In diesem Buch offeriert Delphine de Vigan eine Erzählperspektive, die, angesichts ihrer realen Häufigkeit in der Gesellschaft, viel zu wenig zu Gehör kommt: Die einer alten Frau, die den Verfall ihres Körpers und Geistes bemerkt und das nahende Ende spürt. Es ist Michka, die aufgrund dieser sie immer mehr beeinträchtigenden Alterserscheinungen in ein Pflegeheim zieht. Sie weiß, ihr Ende ist nah, aber vor ihrem Tod will sie noch ihre Dankbarkeit zum Ausdruck bringen, gegenüber jener Familie, die sie als Kind einst vor den Nazis versteckte. Neben Michka spielen noch zwei jüngere Charaktere eine Rolle: Da ist zum einen Marie, die einst von ihrer Nachbarin Michka quasi aufgezogen wurde und die sich nun in einer Art Umkehr der Rollen um ihre alte Freundin kümmert. Außerdem kommt noch Jérôme zu Wort, der sich als Logopäde in dem Heim um mehr als nur Michkas Sprachverlust kümmert.

Das Buch ist dicht geschrieben und beleuchtet auf berührende Weise das Thema Altern und die damit einhergehenden Verluste.
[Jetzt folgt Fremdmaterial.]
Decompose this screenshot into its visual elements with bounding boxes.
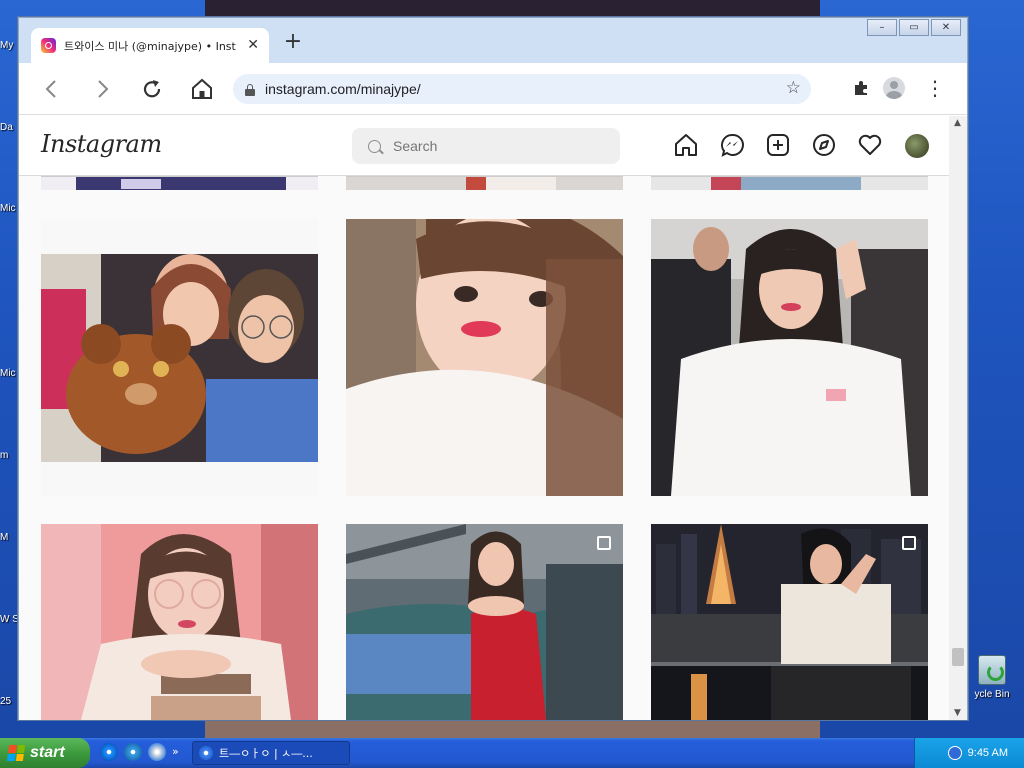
recycle-bin-label: ycle Bin	[974, 689, 1010, 700]
windows-logo-icon	[6, 745, 26, 761]
desktop-icon-label[interactable]: M	[0, 532, 8, 543]
browser-profile-icon[interactable]	[883, 77, 905, 99]
minimize-button[interactable]: –	[867, 19, 897, 36]
internet-explorer-icon[interactable]	[100, 743, 118, 761]
instagram-page: Instagram	[19, 116, 949, 720]
activity-heart-icon[interactable]	[857, 132, 883, 158]
home-icon	[192, 78, 212, 99]
browser-tab[interactable]: 트와이스 미나 (@minajype) • Instag ✕	[31, 28, 269, 63]
desktop-icon-label[interactable]: My	[0, 40, 13, 51]
scroll-down-arrow-icon[interactable]: ▼	[954, 708, 961, 718]
clock[interactable]: 9:45 AM	[968, 747, 1008, 759]
post-thumbnail[interactable]	[346, 219, 623, 496]
desktop-icon-label[interactable]: Mic	[0, 203, 16, 214]
post-thumbnail[interactable]	[651, 524, 928, 720]
new-tab-button[interactable]: +	[281, 30, 305, 54]
post-thumbnail[interactable]	[41, 524, 318, 720]
browser-window: 트와이스 미나 (@minajype) • Instag ✕ + – ▭ ✕ i…	[18, 17, 968, 720]
desktop-icon-label[interactable]: Da	[0, 122, 13, 133]
post-thumbnail[interactable]	[651, 176, 928, 190]
window-controls: – ▭ ✕	[867, 19, 961, 36]
home-icon[interactable]	[673, 132, 699, 158]
new-post-icon[interactable]	[765, 132, 791, 158]
taskbar-chrome-button[interactable]: 트―ㅇㅏㅇ | ㅅ―...	[192, 741, 350, 765]
search-input[interactable]	[393, 138, 613, 154]
search-box[interactable]	[352, 128, 620, 164]
reload-icon	[143, 80, 161, 98]
maximize-button[interactable]: ▭	[899, 19, 929, 36]
browser-quicklaunch-icon[interactable]	[124, 743, 142, 761]
url-text: instagram.com/minajype/	[265, 81, 421, 97]
browser-toolbar: instagram.com/minajype/ ☆ ⋮	[19, 63, 967, 115]
desktop-icon-label[interactable]: 25	[0, 696, 11, 707]
scrollbar-thumb[interactable]	[952, 648, 964, 666]
quick-launch: »	[100, 743, 179, 761]
post-thumbnail[interactable]	[41, 219, 318, 496]
start-button[interactable]: start	[0, 738, 90, 768]
extensions-puzzle-icon[interactable]	[851, 79, 871, 99]
recycle-bin[interactable]: ycle Bin	[962, 655, 1022, 700]
page-scrollbar[interactable]: ▲ ▼	[949, 116, 967, 720]
post-thumbnail[interactable]	[651, 219, 928, 496]
instagram-logo[interactable]: Instagram	[41, 130, 162, 158]
tab-strip: 트와이스 미나 (@minajype) • Instag ✕ + – ▭ ✕	[19, 18, 967, 63]
profile-avatar[interactable]	[905, 134, 929, 158]
network-tray-icon[interactable]	[947, 746, 962, 760]
taskbar: start » 트―ㅇㅏㅇ | ㅅ―... 9:45 AM	[0, 738, 1024, 768]
chrome-icon	[199, 746, 213, 760]
browser-menu-icon[interactable]: ⋮	[923, 77, 947, 101]
back-button[interactable]	[39, 76, 65, 102]
tab-title: 트와이스 미나 (@minajype) • Instag	[64, 39, 236, 53]
messenger-icon[interactable]	[719, 132, 745, 158]
instagram-favicon-icon	[41, 38, 56, 53]
desktop-icon-label[interactable]: Mic	[0, 368, 16, 379]
post-thumbnail[interactable]	[41, 176, 318, 190]
reload-button[interactable]	[139, 76, 165, 102]
close-tab-icon[interactable]: ✕	[247, 37, 259, 53]
search-icon	[368, 139, 381, 153]
close-window-button[interactable]: ✕	[931, 19, 961, 36]
carousel-icon	[597, 536, 611, 550]
post-thumbnail[interactable]	[346, 524, 623, 720]
instagram-header: Instagram	[19, 116, 949, 176]
recycle-bin-icon	[978, 655, 1006, 685]
forward-arrow-icon	[98, 80, 109, 98]
lock-icon	[245, 83, 255, 96]
system-tray: 9:45 AM	[914, 738, 1024, 768]
forward-button[interactable]	[89, 76, 115, 102]
quick-launch-more-icon[interactable]: »	[172, 743, 179, 761]
media-player-icon[interactable]	[148, 743, 166, 761]
taskbar-button-label: 트―ㅇㅏㅇ | ㅅ―...	[219, 747, 313, 760]
home-button[interactable]	[189, 76, 215, 102]
post-thumbnail[interactable]	[346, 176, 623, 190]
wallpaper-image	[205, 718, 820, 738]
explore-icon[interactable]	[811, 132, 837, 158]
address-bar[interactable]: instagram.com/minajype/ ☆	[233, 74, 811, 104]
scroll-up-arrow-icon[interactable]: ▲	[954, 118, 961, 128]
bookmark-star-icon[interactable]: ☆	[786, 78, 801, 98]
start-label: start	[30, 744, 65, 761]
carousel-icon	[902, 536, 916, 550]
back-arrow-icon	[45, 80, 56, 98]
desktop-icon-label[interactable]: m	[0, 450, 8, 461]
Da waren schon eins, zwei Passagen dabei, die mich schlucken ließen, denn trotz der schönen Sprache ist der Inhalt sehr berührend:

"Alt werden heißt verlieren lernen. [...] Eines Tages nicht mehr laufen, gehen, sich beugen, sich bücken, etwas aufheben, spannen oder falten können [...] Das Gedächtnis verlieren, seine Fixpunkte verlieren und seine Wörter verlieren."

Das ist ein Schicksal das - so nichts dazwischen kommt - vermutlich den meisten von uns bevorsteht. Gleichzeitig ist es das Schicksal, das möglicherweise jemand, den wir kennen (und lieben) vielleicht gerade durchmacht. Grund genug also, sich auch literarisch mal damit zu beschäftigen - und dafür ist dieses Buch eine durchaus gute Wahl. Denn Delphine de Vigan behandelt ihre Charaktere respektvoll und einfühlsam - bis hin zum Thema Tod/Sterben.

Doris Heinemann übersetzt wie gewohnt stimmig und einfach "passend" - wobei sie in diesem Buch durch Michkas immer stärker verschwindendes Sprachvermögen und die dadurch benutzten falschen Wörter bzw. Wortneuschöpfungen vor eine besondere Herausforderung gestellt wurde, die sie mit Bravour gemeistert hat.

Die Geschichte um Michka empfand ich stimmig und rund erzählt, allerdings blieben mir die beiden Nebencharaktere etwas zu blass. Bei beiden wurde eine Art Hintergrundgeschichte eingeführt, die ihrerseits auch wieder mit der von Michka verknüpft wurde - aber da empfand ich die Verteilung der Pespektiven nicht ganz stimmig. Entweder hätte ich gerne mehr sowohl von Marie als auch von Jérôme erfahren - oder jeweils weniger, denn Michka hätte die Geschichte auch alleine getragen. Trotzdem: Ein Buch, das es verdient, gelesen zu werden!